‘The Second Mother’’s Dramatic Domesticity
Regina Casé Wows As Maid In Brazilian Film
In The Second Mother, a maid named Val (Regina Casé) welcomes her long-lost daughter Jéssica (Camila Márdila) into the home of the family she tends to. The family takes an immediate liking to the confident, university-bound girl, and the more or less unseen Val must continue her toils and duties as maid while her daughter is fawned upon. Tensions tighten and relations complicate as the boundaries between upper and lower class, mother and daughter, family and live-in servant begin to blur.
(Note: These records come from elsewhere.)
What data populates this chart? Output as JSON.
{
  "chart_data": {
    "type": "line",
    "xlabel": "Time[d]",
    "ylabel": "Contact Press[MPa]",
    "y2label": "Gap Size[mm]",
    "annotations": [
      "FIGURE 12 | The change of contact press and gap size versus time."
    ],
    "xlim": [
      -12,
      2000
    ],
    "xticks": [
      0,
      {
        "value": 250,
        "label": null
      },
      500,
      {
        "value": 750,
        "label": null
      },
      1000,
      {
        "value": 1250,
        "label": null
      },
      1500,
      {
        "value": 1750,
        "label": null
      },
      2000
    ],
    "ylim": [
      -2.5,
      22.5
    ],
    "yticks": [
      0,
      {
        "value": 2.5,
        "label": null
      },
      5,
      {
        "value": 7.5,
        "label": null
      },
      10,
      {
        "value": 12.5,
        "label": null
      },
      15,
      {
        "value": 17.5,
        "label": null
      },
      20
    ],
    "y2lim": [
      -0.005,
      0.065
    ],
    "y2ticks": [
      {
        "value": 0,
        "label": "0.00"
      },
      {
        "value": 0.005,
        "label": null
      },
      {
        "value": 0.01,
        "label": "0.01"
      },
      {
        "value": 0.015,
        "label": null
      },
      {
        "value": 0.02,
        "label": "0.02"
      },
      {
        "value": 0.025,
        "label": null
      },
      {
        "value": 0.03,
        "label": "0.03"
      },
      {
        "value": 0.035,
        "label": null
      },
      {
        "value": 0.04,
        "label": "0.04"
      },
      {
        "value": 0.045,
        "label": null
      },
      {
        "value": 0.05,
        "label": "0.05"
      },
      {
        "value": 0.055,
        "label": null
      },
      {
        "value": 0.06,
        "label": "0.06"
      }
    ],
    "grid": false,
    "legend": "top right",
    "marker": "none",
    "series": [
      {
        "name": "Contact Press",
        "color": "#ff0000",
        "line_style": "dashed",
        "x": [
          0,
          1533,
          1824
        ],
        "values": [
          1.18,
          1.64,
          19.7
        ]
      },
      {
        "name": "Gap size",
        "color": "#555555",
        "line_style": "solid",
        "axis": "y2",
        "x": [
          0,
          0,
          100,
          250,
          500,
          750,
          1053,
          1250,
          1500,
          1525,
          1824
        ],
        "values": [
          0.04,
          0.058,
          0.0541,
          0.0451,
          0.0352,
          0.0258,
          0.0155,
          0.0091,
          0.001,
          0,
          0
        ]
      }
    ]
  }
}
The Second Mother is a fine and good-hearted drama made strong in the quietudes with which tremendous loves and pains are so subtly communicated. Casé is incredible as a maid who must uphold her dignity as she watches her daughter become an honorary member of the family that orders her around. We watch as Val gathers strength to assert herself in new ways, and as she swallows the pain of seemingly losing her child to a realm that rules and structures forbid her, as a maid, from trespassing upon. The movie is great at capturing family dynamics. Val’s dynamic with Jéssica, fraught though it is with family and class lines, maintains its sweetness, and we see the ways in which Val, bound with self-restrictions, must learn from her more self-confident younger half. Between them, vast emotions are communicated in the concealment of ice cream choices and laundry foldings.
It’s a very real movie, from the way the camera anxiously darts around the dinner table during a testy conversation on Jéssica’s education, to the admittedly slow tone (the movie, to its fault, maintains that dramatic serious-movie pace throughout, and perhaps could have benefited from some slight interjections of speed or laughter.) Also worth noting is Lourenço Mutarelli as the introverted art professor father, Dr. Carlos, a good portrayal of a man eloquent in his pensiveness but still, in his later years, somewhat graceless and lonely in his means of expressing affections. The Second Mother is great in showing how social hierarchies can so subjugate and silence the unacknowledged, and how domesticity, in its need for ordering, can so disorder families and suffocate their un-communicated inner lives, and how love, however complicated or rule-bound, nonetheless finds a way of breaking through.